Men had been men then. The early managers of Scarpington Thursday had only to go to the mine and whistle, and up came another of the burly, baggy-shorted, Brylcreem-slicked centre forwards for whom the team was famous. Men like ‘Slogger’ Harris or ‘Titch’ Nisbome or Alf Hattersley, the man they called ‘the Wizard’. Scarpington Thursday had been a name to conjure with in those days. They had gone to Wembley. Scarpington men had played for England. Wherever a Scarpington man travelled in the civilised world strangers would nod respectfully when the town was mentioned and they would say ‘Ah, Scarpington Thursday!’ with a voice full of something not far short of awe.

Then the lean times had come to the town and to the club. Thursday plummeted downwards until one dreadful season when they finished at the very bottom of Division Three North. The old stands mouldered and festered and crumbled and rotted and rusted until the one at the Sludgelode End was condemned as unsafe and had to be demolished, leaving only an empty uncovered terrace of concrete steps. The huge crowds drifted away and went to bingo instead. Or stayed at home to watch the telly. Those few who did come only came for the fighting and the drinking and the being sick and the chanting of ‘Out, out, out’ at the board of directors, presided over for too many years by Nigel Festing’s father, the late and unlamented Alderman Festing.

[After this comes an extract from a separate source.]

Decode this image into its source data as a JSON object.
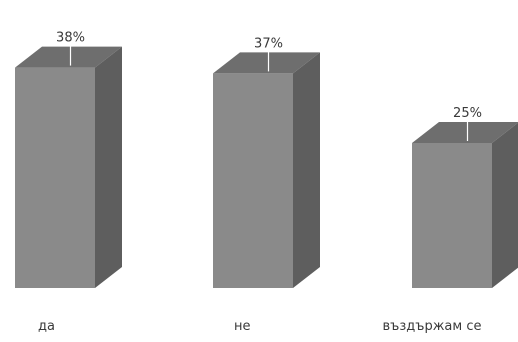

And finally there had been a revolution, not unlike that which overtook the Bridge Section of the Artisans. Out went fusty, crusty old Festing and his musty board and in came thrusting, dynamic, trendy, cigar-smoking, velvet-collared, entrepreneurial, Thatcherite, you’ve guessed it, Sir Seymour Puce. A stealthy buying of the old farthing shares, a vulpine swoop at the AGM, a couple of well-concealed and tellingly aimed stabs in the back and the deed was done.

That was five years ago. Since then there had been three new managers and a number of expensive and not wholly unsuccessful signings of players. The team had risen. Not all that far, and not as far as Sir Seymour would have wished, but it had risen. There had been ugly rumours that he was to sell the Bog for an office development.